NY Gov Kathy Hochul Wins Place On Everyone's Climate Sh*t List With This One Weird Trick!
When Bill McKibben says you've taken 'the most aggressively anti-environmental stand I can recall a major Democratic governor taking,' you should probably rethink.
New York Gov. Kathy Hochul threw away years of hard work, exhaustive planning, and diligent coalition building Wednesday when she announced she’s putting an indefinite hold on “congestion pricing,” New York City’s plan to reduce traffic and carbon emissions in the city’s business district by adding a $15 EZ-Pass toll on all cars entering lower Manhattan, with higher fees for trucks, between $24 and $36 depending on size.
The system was supposed to go into effect starting June 30, and was projected to raise about a billion dollars a year for the city’s Metropolitan Transit Authority (MTA). Reduce cars and their emissions, improve clean public transportation: It’s a huge part of the effort to decarbonize cities worldwide.
The climate and health benefits of reducing city traffic are significant: After London implemented a congestion pricing plan, carbon emissions dropped by 20 percent, and bus ridership shot up 37 percent. In Stockholm, air pollution dropped by between five and 10 percent, which was enough to have a dramatic effect on childhood asthma: After a few years of cleaner air, the rate of asthma attacks plunged by nearly 50 percent. That’s especially important for New York, since kids in the Bronx have among the highest rates of asthma in our great dirty nation.

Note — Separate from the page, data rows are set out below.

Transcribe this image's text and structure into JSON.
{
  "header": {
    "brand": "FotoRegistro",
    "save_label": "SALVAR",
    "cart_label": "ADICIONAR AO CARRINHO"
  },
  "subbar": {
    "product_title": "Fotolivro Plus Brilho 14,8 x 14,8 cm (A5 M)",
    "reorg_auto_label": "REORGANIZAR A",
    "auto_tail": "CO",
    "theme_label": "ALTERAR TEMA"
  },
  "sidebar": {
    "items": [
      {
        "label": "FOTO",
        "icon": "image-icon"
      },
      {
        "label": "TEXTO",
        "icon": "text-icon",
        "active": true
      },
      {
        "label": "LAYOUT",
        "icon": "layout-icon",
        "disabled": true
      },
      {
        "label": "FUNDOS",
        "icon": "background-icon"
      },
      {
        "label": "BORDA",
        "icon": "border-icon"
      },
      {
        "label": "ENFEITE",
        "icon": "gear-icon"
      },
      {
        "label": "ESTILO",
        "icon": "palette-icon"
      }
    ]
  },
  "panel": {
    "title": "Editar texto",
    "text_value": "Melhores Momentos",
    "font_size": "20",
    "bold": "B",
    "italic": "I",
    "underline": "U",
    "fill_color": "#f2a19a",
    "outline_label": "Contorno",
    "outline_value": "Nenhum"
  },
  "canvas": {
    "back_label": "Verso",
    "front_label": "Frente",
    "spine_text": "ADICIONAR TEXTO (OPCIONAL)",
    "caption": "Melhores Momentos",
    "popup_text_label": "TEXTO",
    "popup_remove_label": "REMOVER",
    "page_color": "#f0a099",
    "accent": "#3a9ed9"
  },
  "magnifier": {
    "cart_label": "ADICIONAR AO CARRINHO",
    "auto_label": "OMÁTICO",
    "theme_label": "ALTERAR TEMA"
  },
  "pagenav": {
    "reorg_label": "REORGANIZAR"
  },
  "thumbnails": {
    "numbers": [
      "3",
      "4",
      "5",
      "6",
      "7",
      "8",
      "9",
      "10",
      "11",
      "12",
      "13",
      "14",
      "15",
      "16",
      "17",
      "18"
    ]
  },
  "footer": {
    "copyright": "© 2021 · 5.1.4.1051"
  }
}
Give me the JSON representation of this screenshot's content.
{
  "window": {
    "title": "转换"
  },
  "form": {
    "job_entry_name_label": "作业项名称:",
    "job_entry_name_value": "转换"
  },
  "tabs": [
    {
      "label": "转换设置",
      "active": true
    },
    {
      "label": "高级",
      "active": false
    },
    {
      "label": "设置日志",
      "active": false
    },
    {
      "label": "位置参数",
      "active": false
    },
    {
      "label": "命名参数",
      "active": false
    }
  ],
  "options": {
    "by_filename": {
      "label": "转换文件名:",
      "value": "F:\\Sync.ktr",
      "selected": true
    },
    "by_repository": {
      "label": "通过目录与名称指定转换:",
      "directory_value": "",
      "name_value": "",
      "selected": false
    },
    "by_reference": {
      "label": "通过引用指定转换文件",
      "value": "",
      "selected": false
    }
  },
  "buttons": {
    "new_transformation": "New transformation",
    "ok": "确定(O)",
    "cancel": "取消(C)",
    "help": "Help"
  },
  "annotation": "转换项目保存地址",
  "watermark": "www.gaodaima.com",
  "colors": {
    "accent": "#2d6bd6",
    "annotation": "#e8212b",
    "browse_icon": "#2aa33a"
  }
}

Just two weeks ago, Hochul herself gave a rousing endorsement of the plan, offering excellent reasons to adopt it. Let’s quote the governor at length, because boy was Two Weeks Ago Hochul right!
Walk around many major cities and it won’t take long to encounter frustrated drivers caught in traffic jams, cars spewing exhaust on overpacked streets. We determined that the average New York City driver spends 102 hours a year stuck in traffic. Those hours add up to more than four days of your life — every year. […]
There has to be a better way. So, starting next month, New York City will become the first city in the US to implement congestion pricing. We’ll charge people $15 every time they drive into New York’s Central Business District.
London, Milan, Stockholm, and Singapore have all implemented similar plans with great success. In New York City, the idea stalled for 60 years until we got it done earlier this year. […]
We estimate congestion pricing will reduce the volume of vehicles in Manhattan’s central business district by 17 percent. Fewer cars mean less gridlock, traffic and pollution. Fewer cars means safer streets, cleaner air and more room to maneuver for pedestrians and bicyclists.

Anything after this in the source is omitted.